Matthew Arnold

Here you will find the Long Poem Thyrsis a Monody of poet Matthew Arnold

Thyrsis a Monody

How changed is here each spot man makes or fills!
 In the two Hinkseys nothing keeps the same;
 The village street its haunted mansion lacks,
 And from the sign is gone Sibylla's name,
 And from the roofs the twisted chimney-stacks--
 Are ye too changed, ye hills?
 See, 'tis no foot of unfamiliar men
 To-night from Oxford up your pathway strays!
 Here came I often, often, in old days--
 Thyrsis and I; we still had Thyrsis then.

 Runs it not here, the track by Childsworth Farm,
 Past the high wood, to where the elm-tree crowns
 The hill behind whose ridge the sunset flames?
 The signal-elm, that looks on Ilsley Downs,
 The Vale, the three lone weirs, the youthful Thames?--
 This winter-eve is warm,
 Humid the air! leafless, yet soft as spring,
 The tender purple spray on copse and briers!
 And that sweet city with her dreaming spires,
 She needs not June for beauty's heightening,

 Lovely all times she lies, lovely to-night!--
 Only, methinks, some loss of habit's power
 Befalls me wandering through this upland dim.
 Once pass'd I blindfold here, at any hour;
 Now seldom come I, since I came with him.
 That single elm-tree bright
 Against the west--I miss it! is it goner?
 We prized it dearly; while it stood, we said,
 Our friend, the Gipsy-Scholar, was not dead;
 While the tree lived, he in these fields lived on.

 Too rare, too rare, grow now my visits here,
 But once I knew each field, each flower, each stick;
 And with the country-folk acquaintance made
 By barn in threshing-time, by new-built rick.
 Here, too, our shepherd-pipes we first assay'd.
 Ah me! this many a year
 My pipe is lost, my shepherd's holiday!
 Needs must I lose them, needs with heavy heart
 Into the world and wave of men depart;
 But Thyrsis of his own will went away.

 It irk'd him to be here, he could not rest.
 He loved each simple joy the country yields,
 He loved his mates; but yet he could not keep,
 For that a shadow lour'd on the fields,
 Here with the shepherds and the silly sheep.
 Some life of men unblest
 He knew, which made him droop, and fill'd his head.
 He went; his piping took a troubled sound
 Of storms that rage outside our happy ground;
 He could not wait their passing, he is dead.

 So, some tempestuous morn in early June,
 When the year's primal burst of bloom is o'er,
 Before the roses and the longest day--
 When garden-walks and all the grassy floor
 With blossoms red and white of fallen May
 And chestnut-flowers are strewn--
 So have I heard the cuckoo's parting cry,
 From the wet field, through the vext garden-trees,
 Come with the volleying rain and tossing breeze:
 The bloom is gone, and with the bloom go I!

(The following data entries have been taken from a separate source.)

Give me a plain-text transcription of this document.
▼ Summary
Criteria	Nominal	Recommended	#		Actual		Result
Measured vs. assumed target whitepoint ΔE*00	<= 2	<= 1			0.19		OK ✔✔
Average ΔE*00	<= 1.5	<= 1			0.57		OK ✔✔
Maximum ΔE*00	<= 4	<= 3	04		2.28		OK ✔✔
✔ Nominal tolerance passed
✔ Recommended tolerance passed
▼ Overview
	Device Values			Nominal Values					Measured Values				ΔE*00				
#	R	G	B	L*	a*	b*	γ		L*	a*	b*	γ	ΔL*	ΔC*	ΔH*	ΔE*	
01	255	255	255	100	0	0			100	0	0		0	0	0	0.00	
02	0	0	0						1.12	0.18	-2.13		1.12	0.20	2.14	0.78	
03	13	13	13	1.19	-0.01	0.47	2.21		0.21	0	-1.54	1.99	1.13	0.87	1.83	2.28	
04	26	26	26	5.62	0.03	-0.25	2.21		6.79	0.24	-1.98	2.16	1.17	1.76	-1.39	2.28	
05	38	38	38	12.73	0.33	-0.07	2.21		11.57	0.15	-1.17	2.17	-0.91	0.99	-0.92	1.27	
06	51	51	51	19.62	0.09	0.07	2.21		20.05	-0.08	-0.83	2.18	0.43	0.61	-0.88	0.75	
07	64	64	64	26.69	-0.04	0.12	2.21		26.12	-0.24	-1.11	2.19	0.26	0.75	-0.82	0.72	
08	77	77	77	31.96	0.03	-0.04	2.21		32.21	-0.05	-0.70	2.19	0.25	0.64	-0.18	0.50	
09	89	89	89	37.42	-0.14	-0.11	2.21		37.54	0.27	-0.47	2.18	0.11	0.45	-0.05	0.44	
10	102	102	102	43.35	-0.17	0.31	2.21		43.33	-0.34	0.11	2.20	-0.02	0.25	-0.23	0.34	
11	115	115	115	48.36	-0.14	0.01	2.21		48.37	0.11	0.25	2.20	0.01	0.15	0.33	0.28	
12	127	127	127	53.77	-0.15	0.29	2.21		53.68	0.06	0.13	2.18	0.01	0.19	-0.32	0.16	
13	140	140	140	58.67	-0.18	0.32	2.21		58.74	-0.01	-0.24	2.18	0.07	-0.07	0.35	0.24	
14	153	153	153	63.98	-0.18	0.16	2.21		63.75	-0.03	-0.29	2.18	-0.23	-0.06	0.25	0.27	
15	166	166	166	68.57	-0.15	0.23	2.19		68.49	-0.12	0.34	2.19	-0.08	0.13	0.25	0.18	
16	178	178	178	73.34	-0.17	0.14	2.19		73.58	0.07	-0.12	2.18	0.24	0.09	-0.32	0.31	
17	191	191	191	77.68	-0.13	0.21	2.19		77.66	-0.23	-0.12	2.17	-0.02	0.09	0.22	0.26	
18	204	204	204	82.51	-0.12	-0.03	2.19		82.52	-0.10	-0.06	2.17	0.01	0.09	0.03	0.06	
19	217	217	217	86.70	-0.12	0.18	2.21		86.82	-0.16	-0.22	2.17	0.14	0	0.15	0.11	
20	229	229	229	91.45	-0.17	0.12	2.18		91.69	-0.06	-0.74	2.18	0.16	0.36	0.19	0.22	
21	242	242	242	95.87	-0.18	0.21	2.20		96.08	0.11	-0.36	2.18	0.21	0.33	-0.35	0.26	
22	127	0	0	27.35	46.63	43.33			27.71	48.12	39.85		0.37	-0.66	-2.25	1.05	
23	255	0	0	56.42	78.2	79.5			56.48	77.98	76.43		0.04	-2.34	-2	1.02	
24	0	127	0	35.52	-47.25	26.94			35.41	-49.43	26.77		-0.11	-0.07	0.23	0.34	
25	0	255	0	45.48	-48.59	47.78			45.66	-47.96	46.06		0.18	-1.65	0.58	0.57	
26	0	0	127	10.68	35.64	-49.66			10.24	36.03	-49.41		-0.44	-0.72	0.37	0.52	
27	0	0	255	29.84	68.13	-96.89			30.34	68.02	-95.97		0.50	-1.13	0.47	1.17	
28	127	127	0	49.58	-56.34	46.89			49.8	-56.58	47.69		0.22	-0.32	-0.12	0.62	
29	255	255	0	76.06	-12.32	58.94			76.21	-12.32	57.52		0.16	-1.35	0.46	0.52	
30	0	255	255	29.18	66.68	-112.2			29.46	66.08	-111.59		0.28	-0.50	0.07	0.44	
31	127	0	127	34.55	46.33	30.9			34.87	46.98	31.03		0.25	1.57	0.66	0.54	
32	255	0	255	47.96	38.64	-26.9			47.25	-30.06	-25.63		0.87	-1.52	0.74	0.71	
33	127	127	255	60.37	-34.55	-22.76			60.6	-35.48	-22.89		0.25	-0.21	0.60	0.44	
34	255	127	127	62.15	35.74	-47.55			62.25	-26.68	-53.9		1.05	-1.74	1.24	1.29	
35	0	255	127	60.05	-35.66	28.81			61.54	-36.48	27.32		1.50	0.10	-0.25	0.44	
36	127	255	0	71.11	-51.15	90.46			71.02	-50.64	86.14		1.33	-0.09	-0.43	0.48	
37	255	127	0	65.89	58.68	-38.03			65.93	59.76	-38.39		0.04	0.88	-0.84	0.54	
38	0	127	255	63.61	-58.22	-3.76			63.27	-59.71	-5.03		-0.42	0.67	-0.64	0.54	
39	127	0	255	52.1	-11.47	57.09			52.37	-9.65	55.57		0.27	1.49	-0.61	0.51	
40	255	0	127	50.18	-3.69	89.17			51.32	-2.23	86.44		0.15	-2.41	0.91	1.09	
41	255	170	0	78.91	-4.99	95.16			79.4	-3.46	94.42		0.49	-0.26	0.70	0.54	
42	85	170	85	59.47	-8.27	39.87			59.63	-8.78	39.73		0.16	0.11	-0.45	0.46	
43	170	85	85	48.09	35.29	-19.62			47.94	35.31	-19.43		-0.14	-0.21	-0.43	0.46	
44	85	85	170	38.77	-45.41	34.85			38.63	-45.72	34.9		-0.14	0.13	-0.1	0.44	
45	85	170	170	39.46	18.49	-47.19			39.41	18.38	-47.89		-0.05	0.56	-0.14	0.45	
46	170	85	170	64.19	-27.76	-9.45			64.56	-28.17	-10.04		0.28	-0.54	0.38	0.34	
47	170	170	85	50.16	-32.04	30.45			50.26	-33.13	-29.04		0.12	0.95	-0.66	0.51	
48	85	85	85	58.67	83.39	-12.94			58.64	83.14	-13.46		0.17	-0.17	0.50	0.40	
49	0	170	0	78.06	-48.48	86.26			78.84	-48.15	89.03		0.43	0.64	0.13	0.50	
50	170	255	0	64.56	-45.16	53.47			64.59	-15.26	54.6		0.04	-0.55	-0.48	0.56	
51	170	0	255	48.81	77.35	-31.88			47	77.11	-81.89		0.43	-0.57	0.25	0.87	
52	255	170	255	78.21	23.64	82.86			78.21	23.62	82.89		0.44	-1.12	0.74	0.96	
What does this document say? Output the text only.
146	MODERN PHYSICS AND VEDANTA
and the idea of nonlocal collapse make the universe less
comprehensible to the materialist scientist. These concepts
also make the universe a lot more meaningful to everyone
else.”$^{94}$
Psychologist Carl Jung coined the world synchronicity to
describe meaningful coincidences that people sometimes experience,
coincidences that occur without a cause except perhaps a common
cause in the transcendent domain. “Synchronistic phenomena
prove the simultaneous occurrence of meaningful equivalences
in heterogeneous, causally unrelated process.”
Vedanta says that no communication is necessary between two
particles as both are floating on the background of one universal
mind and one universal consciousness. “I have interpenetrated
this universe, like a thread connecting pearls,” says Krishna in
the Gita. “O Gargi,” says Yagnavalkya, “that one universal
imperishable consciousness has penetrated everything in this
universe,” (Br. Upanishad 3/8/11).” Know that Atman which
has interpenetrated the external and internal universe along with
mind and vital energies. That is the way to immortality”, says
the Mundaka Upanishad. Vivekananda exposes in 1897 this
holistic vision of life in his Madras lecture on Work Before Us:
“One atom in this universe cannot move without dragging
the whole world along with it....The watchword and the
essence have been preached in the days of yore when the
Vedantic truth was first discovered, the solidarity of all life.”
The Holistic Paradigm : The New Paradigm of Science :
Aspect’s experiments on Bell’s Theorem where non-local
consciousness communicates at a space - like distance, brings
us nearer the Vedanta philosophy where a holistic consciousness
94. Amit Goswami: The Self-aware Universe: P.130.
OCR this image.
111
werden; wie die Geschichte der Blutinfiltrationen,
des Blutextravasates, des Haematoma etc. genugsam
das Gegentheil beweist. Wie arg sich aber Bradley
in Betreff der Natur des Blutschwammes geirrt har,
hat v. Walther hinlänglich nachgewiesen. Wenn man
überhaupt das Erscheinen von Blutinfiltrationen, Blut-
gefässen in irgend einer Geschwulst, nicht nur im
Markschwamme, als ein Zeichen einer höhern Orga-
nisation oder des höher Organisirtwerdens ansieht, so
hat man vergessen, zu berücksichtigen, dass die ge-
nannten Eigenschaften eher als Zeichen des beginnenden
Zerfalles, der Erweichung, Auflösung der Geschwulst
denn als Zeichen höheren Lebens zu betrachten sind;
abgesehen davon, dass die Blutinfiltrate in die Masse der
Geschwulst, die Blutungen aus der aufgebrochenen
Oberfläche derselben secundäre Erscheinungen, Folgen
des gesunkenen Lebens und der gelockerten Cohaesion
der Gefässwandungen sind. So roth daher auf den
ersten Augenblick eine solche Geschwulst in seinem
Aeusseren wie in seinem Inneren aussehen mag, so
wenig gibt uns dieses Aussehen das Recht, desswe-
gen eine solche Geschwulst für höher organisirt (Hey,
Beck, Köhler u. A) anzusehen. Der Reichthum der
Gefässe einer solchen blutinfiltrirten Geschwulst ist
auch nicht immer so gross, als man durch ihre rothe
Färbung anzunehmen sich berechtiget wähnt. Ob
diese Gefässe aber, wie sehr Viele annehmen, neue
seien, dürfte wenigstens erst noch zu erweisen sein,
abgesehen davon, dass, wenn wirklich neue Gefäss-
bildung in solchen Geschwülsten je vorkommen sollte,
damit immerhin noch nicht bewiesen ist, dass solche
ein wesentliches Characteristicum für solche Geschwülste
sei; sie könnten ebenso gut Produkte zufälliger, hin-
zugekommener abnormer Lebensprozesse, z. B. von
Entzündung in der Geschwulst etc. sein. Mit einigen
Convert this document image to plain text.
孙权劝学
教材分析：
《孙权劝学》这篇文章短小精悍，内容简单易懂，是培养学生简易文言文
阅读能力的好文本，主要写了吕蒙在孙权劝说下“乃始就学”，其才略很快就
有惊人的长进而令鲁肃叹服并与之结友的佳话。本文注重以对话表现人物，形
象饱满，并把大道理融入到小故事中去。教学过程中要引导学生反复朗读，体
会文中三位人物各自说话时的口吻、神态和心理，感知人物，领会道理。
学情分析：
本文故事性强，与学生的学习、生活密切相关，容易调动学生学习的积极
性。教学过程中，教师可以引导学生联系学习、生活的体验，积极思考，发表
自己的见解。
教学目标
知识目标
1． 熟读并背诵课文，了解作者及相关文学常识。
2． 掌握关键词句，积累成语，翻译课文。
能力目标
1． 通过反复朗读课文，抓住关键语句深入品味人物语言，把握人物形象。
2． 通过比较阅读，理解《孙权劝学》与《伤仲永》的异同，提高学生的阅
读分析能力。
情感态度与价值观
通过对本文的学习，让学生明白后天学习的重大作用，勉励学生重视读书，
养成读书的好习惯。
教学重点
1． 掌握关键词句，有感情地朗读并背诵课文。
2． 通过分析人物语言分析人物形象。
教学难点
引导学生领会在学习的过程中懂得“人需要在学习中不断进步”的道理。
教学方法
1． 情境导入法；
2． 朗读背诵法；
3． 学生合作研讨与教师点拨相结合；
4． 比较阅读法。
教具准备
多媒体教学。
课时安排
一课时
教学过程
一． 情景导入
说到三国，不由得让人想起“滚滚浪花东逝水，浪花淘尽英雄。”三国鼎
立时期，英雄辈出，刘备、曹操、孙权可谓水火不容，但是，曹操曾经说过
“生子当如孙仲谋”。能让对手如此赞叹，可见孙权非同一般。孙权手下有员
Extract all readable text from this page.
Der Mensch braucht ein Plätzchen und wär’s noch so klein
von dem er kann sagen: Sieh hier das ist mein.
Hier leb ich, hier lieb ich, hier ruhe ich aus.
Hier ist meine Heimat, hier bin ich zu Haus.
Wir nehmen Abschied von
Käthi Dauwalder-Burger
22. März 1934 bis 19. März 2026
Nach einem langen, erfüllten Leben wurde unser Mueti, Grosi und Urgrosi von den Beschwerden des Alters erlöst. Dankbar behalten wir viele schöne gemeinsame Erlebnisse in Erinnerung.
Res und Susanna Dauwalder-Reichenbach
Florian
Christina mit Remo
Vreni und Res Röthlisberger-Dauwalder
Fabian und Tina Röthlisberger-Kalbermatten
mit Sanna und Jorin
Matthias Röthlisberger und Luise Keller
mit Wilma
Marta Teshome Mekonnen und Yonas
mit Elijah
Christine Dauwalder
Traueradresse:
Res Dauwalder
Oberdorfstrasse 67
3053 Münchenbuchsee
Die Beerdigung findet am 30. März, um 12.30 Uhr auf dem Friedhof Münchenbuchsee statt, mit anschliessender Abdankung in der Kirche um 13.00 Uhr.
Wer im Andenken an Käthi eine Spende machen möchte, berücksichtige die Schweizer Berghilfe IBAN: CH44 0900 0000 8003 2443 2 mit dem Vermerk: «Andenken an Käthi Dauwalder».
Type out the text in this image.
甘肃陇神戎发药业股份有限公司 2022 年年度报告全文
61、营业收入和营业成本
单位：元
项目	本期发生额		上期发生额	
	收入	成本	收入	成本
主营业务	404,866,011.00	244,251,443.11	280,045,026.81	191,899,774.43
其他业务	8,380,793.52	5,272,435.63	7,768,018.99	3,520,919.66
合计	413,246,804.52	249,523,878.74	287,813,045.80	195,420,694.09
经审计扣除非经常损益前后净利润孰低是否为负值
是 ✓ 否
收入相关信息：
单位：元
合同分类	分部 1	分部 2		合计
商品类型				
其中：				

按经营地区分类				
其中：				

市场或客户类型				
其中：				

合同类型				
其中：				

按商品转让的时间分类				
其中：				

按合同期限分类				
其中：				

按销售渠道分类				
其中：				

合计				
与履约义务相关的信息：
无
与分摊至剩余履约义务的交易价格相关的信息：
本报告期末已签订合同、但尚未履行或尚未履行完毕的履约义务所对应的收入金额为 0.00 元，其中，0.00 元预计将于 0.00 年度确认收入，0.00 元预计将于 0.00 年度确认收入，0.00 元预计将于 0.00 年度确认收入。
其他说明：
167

 Too quick despairer, wherefore wilt thou go?
 Soon will the high Midsummer pomps come on,
 Soon will the musk carnations break and swell,
 Soon shall we have gold-dusted snapdragon,
 Sweet-William with his homely cottage-smell,
 And stocks in fragrant blow;
 Roses that down the alleys shine afar,
 And open, jasmine-muffled lattices,
 And groups under the dreaming garden-trees,
 And the full moon, and the white evening-star.

 He hearkens not! light comer, he is flown!
 What matters it? next year he will return,
 And we shall have him in the sweet spring-days,
 With whitening hedges, and uncrumpling fern,
 And blue-bells trembling by the forest-ways,
 And scent of hay new-mown.
 But Thyrsis never more we swains shall see;
 See him come back, and cut a smoother reed,
 And blow a strain the world at last shall heed--
 For Time, not Corydon, hath conquer'd thee!

 Alack, for Corydon no rival now!--
 But when Sicilian shepherds lost a mate,
 Some good survivor with his flute would go,
 Piping a ditty sad for Bion's fate;
 And cross the unpermitted ferry's flow,
 And relax Pluto's brow,
 And make leap up with joy the beauteous head
 Of Proserpine, among whose crowned hair
 Are flowers first open'd on Sicilian air,
 And flute his friend, like Orpheus, from the dead.

 O easy access to the hearer's grace
 When Dorian shepherds sang to Proserpine!
 For she herself had trod Sicilian fields,
 She knew the Dorian water's gush divine,
 She knew each lily white which Enna yields
 Each rose with blushing face;
 She loved the Dorian pipe, the Dorian strain.
 But ah, of our poor Thames she never heard!
 Her foot the Cumner cowslips never stirr'd;
 And we should tease her with our plaint in vain!

 Well! wind-dispersed and vain the words will be,
 Yet, Thyrsis, let me give my grief its hour
 In the old haunt, and find our tree-topp'd hill!
 Who, if not I, for questing here hath power?